Max-Planck-Institut für Physik (Werner-Heisenberg-Institut) Föhringer Ring 6 80805 München

Speaker

Mr Matthew Franks (University of Liverpool)

Description

A Phase II upgrade is proposed for ATLAS to take full advantage of the upcoming High Luminosity-LHC (HL-LHC). High Voltage-CMOS (HV-CMOS) pixel detectors are considered for the outer pixel layers of the Inner Tracker (ITk), where detectors will need to cover a large area and withstand irradiation to fluences of the order $10^{15} n_{eq}cm^{–2}$. Monolithic HV-CMOS detectors remove the need for the expensive assembly processes required by hybrids, as the front-end electronics can be directly embedded in the sensor chip. Sensing diodes can be biased at high voltages for fast charge collection by drift and high radiation tolerances. However, as recent measurements have demonstrated, the maximum achievable tolerance is about one order of magnitude lower than that of hybrids.

The H35DEMO is an HV-CMOS pixel demonstrator in the 0.35 µm process from ams AG and fabricated in different substrate resistivities between 20 Ω∙cm and 1 kΩ∙cm. A 1 kΩ∙cm wafer of H35DEMOs was thinned to 100 µm and processed to allow backside biasing. This contribution presents results of edge-TCT measurements of the processed H35DEMO sensors before and after irradiation to fluences up to $2\times 10^{15} n_{eq}cm^{–2}$. The measured results are in line with those obtained with TCAD simulations which indicate that backside biased H35DEMO sensors have a stronger more uniform electric field, giving faster charge collection times and therefore higher radiation tolerances than top biased counterparts.
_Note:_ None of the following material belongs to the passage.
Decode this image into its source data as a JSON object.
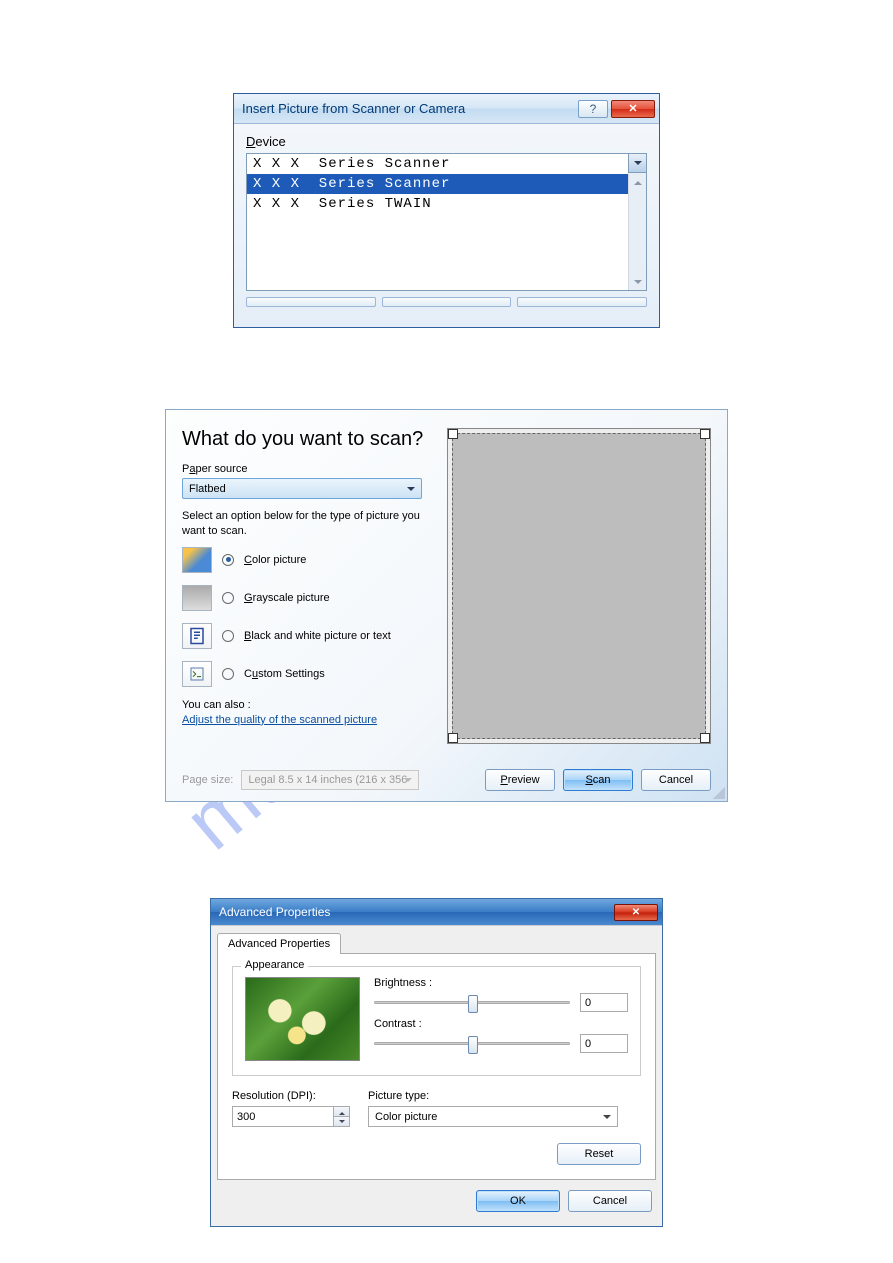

Further studies of backside processed H35DEMOs irradiated to fluences beyond those expected in the outer pixel layers of the ATLAS ITk are currently planned.

Primary authors

Mr Matthew Franks (University of Liverpool) Gianluigi Casse (University of Liverpool (GB)) Lingxin Meng (University of Liverpool/Universite de Geneve) Mr Sam Powell (University of Liverpool) Eva Vilella Figueras (University of Liverpool (GB)) Joost Vossebeld (University of Liverpool (GB)) Sven Wonsak (University of Liverpool (GB))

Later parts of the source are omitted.